This post will build off of our previous post detailing how to get started with Mistral-7B-Instruct model using Python. We recommend reading that post first: How To Get Started With Mistral-7B-Instruct-v0.2 Tutorial

In this post, we will cover why you would want to create your own chatbot. Then we will explain the differences between the Mistral-7B and Mistral-7B-Instruct models and why one is better than the other for a chatbot use case. The code is then provided and explained in detail. Finally, we will cover additional details on how to record the chatbot’s conversational history and how to use it to build relevant context for more accurate and useful responses.

Why Create A Custom Chatbot?

The most popular chatbots (AI) today are OpenAI’s Chat-GPT and Google’s Bard/Gemini. While these AI systems are the most advanced in the field and are publicly available, they do have certain drawbacks.

Security

The biggest risk to users and companies that use public AI systems is the exposure of confidential information. Public companies that provide free AI chatbots typically use the information entered by users to improve those systems and train new systems. Users should always be aware of the sensitivity of what the input into the AI systems. A personal AI chatbot, that exists on a local computer or secure servers, allow for companies and users to build automated systems without exposing sensitive information to third parties.

Creativity

For example, the companies that provide these AI systems limit the amount of customization that may be achieved. This is necessary to ensure the AI models provide a consistent user experience. While Chat-GPT allows the user to adjust the ‘temperature’ (a variable of how creative the output is), Google’s Bard has no such parameter.
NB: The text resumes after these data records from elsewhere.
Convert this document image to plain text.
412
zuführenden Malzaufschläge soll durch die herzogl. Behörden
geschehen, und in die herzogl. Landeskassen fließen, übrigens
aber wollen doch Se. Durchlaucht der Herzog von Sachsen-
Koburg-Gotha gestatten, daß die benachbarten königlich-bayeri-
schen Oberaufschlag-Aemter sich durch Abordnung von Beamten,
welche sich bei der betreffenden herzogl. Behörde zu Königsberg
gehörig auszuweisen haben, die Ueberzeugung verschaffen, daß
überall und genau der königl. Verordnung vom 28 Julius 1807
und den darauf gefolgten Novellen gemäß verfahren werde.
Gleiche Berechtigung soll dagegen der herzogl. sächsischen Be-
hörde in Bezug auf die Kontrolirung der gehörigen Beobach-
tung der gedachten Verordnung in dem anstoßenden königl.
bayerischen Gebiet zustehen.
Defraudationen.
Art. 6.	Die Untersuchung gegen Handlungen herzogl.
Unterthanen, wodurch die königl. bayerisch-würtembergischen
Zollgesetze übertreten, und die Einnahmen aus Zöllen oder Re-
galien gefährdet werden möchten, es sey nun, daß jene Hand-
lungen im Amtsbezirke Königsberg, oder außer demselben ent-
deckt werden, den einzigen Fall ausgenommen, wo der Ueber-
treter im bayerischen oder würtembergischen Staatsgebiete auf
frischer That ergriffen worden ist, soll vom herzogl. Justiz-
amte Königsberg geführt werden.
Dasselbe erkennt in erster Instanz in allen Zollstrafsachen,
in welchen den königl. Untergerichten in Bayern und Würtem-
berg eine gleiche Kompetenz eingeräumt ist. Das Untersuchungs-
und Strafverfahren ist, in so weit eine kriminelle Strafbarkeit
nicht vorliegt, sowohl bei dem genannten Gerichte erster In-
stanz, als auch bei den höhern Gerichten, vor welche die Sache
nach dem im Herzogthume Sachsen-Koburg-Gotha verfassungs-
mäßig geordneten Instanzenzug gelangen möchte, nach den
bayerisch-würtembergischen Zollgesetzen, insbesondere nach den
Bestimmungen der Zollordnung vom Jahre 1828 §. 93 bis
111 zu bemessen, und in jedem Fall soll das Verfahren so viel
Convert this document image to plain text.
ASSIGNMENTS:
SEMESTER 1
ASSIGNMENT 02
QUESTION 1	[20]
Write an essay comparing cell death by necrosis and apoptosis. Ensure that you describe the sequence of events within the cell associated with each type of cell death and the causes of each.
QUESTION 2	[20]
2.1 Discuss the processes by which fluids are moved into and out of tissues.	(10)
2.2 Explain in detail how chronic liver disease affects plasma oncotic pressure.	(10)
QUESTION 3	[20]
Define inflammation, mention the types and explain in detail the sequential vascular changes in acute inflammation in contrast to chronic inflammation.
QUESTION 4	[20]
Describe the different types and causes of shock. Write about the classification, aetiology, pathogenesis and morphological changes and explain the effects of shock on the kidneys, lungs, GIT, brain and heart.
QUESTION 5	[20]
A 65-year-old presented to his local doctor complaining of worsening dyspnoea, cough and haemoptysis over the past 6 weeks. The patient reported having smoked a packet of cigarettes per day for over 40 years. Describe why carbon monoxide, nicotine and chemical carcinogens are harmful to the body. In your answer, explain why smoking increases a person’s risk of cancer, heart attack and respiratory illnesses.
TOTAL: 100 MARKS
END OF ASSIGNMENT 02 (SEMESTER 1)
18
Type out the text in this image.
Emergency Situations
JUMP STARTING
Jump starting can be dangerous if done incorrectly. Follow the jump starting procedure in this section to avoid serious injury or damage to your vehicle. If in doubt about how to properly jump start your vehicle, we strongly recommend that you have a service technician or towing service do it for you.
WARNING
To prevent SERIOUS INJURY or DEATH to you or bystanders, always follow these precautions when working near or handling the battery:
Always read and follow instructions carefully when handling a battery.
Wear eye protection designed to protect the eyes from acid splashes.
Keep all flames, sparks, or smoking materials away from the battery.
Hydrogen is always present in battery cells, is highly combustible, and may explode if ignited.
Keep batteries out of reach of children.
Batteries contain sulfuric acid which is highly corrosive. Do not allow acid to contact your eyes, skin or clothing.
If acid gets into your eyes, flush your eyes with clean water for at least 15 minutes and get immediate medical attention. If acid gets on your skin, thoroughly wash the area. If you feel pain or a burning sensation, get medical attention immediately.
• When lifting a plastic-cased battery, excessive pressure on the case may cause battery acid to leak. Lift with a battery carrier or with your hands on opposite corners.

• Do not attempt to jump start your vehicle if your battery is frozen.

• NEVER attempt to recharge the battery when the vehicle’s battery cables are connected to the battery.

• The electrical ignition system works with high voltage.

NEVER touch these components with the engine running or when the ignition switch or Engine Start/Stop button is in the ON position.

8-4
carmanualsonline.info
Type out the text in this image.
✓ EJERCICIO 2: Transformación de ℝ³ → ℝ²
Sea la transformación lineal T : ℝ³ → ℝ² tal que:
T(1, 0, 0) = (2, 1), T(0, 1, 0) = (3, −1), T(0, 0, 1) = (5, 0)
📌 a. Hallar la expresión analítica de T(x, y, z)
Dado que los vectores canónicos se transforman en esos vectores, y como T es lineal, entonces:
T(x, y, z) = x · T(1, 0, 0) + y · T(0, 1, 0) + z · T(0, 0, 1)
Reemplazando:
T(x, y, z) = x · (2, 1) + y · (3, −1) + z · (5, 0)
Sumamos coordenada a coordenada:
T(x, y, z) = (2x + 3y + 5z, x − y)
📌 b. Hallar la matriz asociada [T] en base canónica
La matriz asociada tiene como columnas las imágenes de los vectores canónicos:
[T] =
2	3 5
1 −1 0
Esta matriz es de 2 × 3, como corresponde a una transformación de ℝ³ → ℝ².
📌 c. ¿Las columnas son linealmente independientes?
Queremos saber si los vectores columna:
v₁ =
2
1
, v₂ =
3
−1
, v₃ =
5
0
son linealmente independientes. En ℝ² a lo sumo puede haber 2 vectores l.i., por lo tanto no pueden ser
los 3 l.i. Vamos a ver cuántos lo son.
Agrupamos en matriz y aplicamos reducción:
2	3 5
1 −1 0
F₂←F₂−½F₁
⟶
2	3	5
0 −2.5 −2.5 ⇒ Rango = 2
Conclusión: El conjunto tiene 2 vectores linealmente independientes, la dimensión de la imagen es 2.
Thus, users are confined to the limits of creativity set by these companies. One advantage of having a personal chatbot is complete control over how ‘truthful’ or ‘creative’ the output is. Configuring a chatbot to produce more creative or inconsistent outputs could be of use for brainstorming tasks for example.

Content Moderation / Restrictions

Another drawback of publicly available chatbot systems is content moderation. As the user base of these systems grow, the companies are forced to provide more content control/restrictions to reduce bias or misinformation. Unfortunately, this can impact the usefulness of these AIs when researching certain topics such as finance. If you ask Google’s Bard to provide a list of which stocks to invest in, it will refuse to provide an answer as shown in below:

While it may not be the best advice to follow, it would be interesting to know what Google’s Bard would recommend.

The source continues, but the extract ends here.